The only difference between Steam and the streaming companies is that Steam seems to have managed to create a lasting profitable business. If this changed and Steam faced more challenges, they'd put the screws on the users just like the TV and music services do.

haui_lemmy ,
@haui_lemmy@lemmy.giftedmc.com avatar

Pretty straightforward. You need to host your stuff on your own hardware, ideally. You need good backups. You obviously can pay someone to do it for you but it does add complexity. In any case, streaming services are dead men walking by this point I think.

DarkDarkHouse ,
@DarkDarkHouse@lemmy.sdf.org avatar

Subscription streaming where you don’t “own” anything probably has a future, but I think you’re right that the writing is on the wall for digital media purchases.

snownyte ,
@snownyte@kbin.social avatar

Probably has a future? It's already here.

ada ,
@ada@lemmy.blahaj.zone avatar

"Has a future" in this context means "Streaming media without explicit ownership rights will continue to be here/relevant in to the future, unlike the idea of 'owning' digital media"

haui_lemmy ,
@haui_lemmy@lemmy.giftedmc.com avatar

I dont think streams have a future either. Look at the amount of abuse potential by companies and how far enshittification already progressed. If you have prime, you now get ads in prime video. Its disgusting.

cmnybo ,

This is worse than a streaming service dropping a show. They are removing the ability to play digital files that people purchased.

haui_lemmy ,
@haui_lemmy@lemmy.giftedmc.com avatar

Its happening for quite some time now.

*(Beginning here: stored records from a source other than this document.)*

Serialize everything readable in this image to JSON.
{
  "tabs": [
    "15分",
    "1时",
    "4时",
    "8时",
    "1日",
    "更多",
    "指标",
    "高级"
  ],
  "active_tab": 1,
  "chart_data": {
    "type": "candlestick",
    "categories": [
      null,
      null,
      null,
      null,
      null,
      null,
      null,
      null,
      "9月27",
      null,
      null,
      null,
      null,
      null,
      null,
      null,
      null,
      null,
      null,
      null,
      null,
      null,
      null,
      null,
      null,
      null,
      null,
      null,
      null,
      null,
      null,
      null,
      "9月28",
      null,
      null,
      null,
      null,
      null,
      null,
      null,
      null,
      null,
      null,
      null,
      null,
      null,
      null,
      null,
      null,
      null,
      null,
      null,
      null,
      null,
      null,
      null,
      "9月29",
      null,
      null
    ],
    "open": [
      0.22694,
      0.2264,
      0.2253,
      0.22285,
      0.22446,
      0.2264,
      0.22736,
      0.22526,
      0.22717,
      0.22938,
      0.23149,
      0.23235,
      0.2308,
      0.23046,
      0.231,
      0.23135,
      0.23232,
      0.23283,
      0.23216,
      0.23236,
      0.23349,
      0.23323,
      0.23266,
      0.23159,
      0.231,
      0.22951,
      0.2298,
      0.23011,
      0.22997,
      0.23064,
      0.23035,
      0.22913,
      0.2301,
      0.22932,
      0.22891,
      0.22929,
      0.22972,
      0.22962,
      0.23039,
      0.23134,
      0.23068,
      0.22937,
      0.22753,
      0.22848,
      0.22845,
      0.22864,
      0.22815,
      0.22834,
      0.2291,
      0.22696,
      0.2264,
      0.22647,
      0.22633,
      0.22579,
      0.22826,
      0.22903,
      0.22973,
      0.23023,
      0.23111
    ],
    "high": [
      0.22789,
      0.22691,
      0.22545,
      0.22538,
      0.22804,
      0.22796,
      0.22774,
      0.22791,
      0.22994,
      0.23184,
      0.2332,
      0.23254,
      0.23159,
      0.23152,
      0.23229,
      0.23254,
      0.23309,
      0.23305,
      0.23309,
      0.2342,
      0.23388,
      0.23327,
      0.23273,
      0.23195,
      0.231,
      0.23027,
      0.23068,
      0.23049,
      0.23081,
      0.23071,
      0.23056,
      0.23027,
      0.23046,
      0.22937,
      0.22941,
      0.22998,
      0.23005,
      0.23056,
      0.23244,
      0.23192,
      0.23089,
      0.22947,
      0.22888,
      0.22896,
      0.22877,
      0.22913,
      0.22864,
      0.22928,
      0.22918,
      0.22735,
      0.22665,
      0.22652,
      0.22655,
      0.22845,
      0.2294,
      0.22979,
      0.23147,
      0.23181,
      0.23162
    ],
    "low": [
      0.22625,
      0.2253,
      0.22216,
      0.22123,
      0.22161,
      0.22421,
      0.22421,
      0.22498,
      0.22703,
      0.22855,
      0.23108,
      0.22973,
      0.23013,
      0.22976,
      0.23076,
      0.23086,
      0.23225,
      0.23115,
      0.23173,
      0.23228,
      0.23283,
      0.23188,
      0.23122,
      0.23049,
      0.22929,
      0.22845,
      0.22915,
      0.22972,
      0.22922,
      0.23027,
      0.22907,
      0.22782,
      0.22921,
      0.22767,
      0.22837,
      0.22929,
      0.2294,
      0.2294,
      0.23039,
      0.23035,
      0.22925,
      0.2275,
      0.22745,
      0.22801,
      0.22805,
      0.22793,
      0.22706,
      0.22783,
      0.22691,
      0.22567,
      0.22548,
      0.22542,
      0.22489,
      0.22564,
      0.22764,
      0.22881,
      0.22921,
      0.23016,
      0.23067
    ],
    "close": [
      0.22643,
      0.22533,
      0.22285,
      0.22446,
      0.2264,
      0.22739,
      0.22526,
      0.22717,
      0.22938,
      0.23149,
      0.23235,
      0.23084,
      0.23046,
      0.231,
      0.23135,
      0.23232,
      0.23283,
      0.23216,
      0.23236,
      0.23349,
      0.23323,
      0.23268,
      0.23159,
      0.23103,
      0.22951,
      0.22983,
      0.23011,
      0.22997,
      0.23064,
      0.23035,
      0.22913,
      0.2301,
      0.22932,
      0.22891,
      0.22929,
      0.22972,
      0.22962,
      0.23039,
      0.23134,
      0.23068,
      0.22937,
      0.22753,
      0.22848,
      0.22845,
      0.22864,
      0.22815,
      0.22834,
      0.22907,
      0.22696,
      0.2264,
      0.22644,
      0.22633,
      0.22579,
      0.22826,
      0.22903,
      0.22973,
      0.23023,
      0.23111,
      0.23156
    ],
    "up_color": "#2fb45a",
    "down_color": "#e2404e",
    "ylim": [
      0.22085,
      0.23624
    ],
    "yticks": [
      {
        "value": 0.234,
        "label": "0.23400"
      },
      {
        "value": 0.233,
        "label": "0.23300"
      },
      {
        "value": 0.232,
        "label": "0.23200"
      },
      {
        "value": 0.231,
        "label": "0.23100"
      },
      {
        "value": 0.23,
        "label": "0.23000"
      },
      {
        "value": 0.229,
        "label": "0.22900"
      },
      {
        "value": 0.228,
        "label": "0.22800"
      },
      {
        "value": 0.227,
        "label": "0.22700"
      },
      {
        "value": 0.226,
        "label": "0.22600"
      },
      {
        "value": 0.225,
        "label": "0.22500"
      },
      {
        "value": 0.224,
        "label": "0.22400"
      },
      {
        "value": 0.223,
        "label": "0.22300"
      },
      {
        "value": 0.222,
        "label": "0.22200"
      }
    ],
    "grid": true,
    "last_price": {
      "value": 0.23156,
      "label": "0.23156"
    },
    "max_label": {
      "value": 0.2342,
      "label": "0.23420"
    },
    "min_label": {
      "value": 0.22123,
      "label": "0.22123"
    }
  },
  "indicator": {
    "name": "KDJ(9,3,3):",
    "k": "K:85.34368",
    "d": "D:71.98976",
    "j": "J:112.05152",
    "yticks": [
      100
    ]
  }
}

Recently sony did that on the playstation. Thats why we need to go back to self hosting the files (without drm).

ch00f ,

What’s funny is that’s how it started. Apple sold movies as early as 2007 before Netflix or Amazon video or whatever and expected you to host the files locally either on your computer or your AppleTV (which had a hard disk drive at the time) and stream it locally over iTunes. If you lost the file, that was supposed to be it.

Of course, you still had to authenticate your files with the DRM service, and eventually they moved libraries online and gave you streaming access to any files you had purchased.

haui_lemmy ,
@haui_lemmy@lemmy.giftedmc.com avatar

I remember that time. I rented a couple of apple movies when netflix wasnt a thing.